Court Opinion

ID: 6249917
Source: CourtListenerOpinion
Date Created: 2022-02-17 21:11:33.846941+00
Date Added: 2024-06-11T08:59:11.268710
License: Public Domain

Opinion by
Mr. Justice Brown,
Plaintiff’s right to recover depends upon the testimony of *260E. F. Carpenter, and on this appeal the controlling question is his competency to testify to the facts about to be stated. He and Ratti, for some time prior to the latter’s death in-. October, 1906, had been friends and associates in business. In the spring of that year, as Ratti was about to start on a trip to Italy, he endorsed the note in suit for the benefit of Carpenter, the maker, who was then the cashier of the bank. When Ratti delivered the note to Carpenter the date in it was left blank, to be inserted whenever Carpenter might need the money. On August 7, 1906, the note, with that date inserted, was discounted by the bank and the proceeds credited to Carpenter. When Ratti indorsed the note he authorized Carpenter to attach to it a waiver of protest, as it might fall due before his return from Italy. This waiver was identical in form with others which Ratti had left with Carpenter for the purpose of avoiding protest of notes upon which he was indorser, if they should mature during his absence. When the note was discounted Carpenter fastened the waiver of protest to it.
At the time of the trial — February 8, 1909 — Carpenter had no connection with the bank. A year before he had resigned as cashier and disposed of all his stock in the institution. He was, therefore, not incompetent as a witness on the ground of having any interest in the judgment that the bank might recover against Ratti’s estate; but was he competent under clause e, sec. 5, of the Act of May 23, 1887, P. L. 158, which provides that where any party to a thing or contract in action is dead and his right thereto or therein has passed either by his own act or by the act of the law to a party on the record who represents his interest in the subject in controversy, no surviving or remaining party to such thing or contract, or any other person whose interest shall be adverse to the said right of such deceased, shall be a competent witness to anything occurring before the death of said party? This clause does not render one incompetent who may be a surviving or remaining party to a thing or contract unless his interest is adverse to the right of the deceased. “The disqualification is made to depend not only on the fact of being a ‘remaining *261party/ but having an ‘adverse interest:’ ” Dickson v. McGraw Bros., 151 Pa. 98. Adverse interest existing at the time a witness is called to testify is the test of his competency, for by sec. 6 of the act one incompetent under clause e of sec. 5 may become competent by a release or extinguishment in good faith of his interest. It is the adverse interest of the witness, and not his adverse testimony, that disqualifies him: Horne & Co. v. Petty, 192 Pa. 32.

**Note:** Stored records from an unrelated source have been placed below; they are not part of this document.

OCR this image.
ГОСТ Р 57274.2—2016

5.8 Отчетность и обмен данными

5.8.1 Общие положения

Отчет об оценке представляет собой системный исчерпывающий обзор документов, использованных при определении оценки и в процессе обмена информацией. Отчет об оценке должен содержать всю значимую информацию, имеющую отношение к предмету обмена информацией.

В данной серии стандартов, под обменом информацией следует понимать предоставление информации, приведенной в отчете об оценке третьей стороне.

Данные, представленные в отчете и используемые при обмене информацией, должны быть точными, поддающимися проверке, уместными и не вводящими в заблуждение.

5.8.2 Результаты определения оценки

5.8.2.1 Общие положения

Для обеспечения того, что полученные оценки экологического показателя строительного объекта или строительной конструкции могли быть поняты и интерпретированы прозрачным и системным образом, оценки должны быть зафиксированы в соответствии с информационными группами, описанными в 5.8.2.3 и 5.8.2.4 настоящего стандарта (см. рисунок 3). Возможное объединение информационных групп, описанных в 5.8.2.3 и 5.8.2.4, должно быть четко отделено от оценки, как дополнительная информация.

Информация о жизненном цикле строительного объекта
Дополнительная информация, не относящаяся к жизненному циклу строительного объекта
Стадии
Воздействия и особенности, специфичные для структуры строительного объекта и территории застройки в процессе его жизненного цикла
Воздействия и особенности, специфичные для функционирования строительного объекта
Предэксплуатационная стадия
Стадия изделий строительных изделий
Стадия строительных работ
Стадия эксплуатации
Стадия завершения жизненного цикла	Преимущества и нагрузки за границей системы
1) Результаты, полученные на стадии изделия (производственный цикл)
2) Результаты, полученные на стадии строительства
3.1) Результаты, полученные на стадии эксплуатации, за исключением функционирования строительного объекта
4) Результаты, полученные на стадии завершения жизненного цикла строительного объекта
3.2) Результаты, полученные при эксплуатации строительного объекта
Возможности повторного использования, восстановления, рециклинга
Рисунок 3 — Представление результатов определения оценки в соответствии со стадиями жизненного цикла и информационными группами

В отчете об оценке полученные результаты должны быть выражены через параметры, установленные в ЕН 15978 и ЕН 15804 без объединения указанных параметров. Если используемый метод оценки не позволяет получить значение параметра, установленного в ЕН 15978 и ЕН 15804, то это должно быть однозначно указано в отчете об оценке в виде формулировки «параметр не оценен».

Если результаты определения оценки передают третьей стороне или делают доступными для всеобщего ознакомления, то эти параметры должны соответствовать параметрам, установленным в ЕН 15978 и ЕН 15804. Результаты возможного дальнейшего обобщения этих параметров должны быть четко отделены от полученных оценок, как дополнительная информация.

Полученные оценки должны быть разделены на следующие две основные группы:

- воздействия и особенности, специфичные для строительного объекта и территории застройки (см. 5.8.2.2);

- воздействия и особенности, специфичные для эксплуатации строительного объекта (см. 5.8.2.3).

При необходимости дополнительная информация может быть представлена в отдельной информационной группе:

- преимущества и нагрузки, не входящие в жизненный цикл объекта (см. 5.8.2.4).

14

From the note itself it is clear that Ratti’s indorsement was not for the accommodation of Carpenter. Under the words “credit the drawer,” appearing on its face, the indorser’s signature is omitted, and the instrument, without parol testimony to vary it, is an absolute promise of Carpenter to pay Ratti $5,000 for value received. At the time he says Ratti delivered the note to him Carpenter was the cashier of the bank, and the presumption would be that when the note was discounted it was for the benefit of Ratti, and that the proceeds ought to have gone to his credit. The effect of Carpenter’s testimony is to wipe out his obligation to pay Ratti and turn it into a paper bearing the accommodation indorsement of the payee for his benefit. If the judgment on this verdict, procured on his testimony, is to stand, he will be permitted to retain the proceeds of the note, which, from the face of it, he ought not to have received, and, though Ratti’s estate may recover from him the amount of the judgment against it in this suit it will still sustain a loss of $5,000, if the indorsement was not for the accommodation of Carpenter, for it will not be able to recover the proceeds of the note either from the bank or him. As his testimony made the indorsement one for his accommodation and relieved him from liability to pay Ratti’s estate $5,000, which he promised to pay, for value received, he was, at the time of the trial, a witness having an interest adverse to the right of the deceased. If it were conceded by the appellant that Ratti’s indorsement was for Carpenter’s accommodation, or that the proceeds of the note had been credited or paid to Ratti, Carpenter would not be a witness having an interest adverse to a right of the deceased, for, though fixing the liability of his indorser’s estate by his *262testimony, he would at the same time admit his own to the estate, if it should be compelled to pay the note.
The first assignment of error is sustained and the judgment reversed with a venire facias de novo.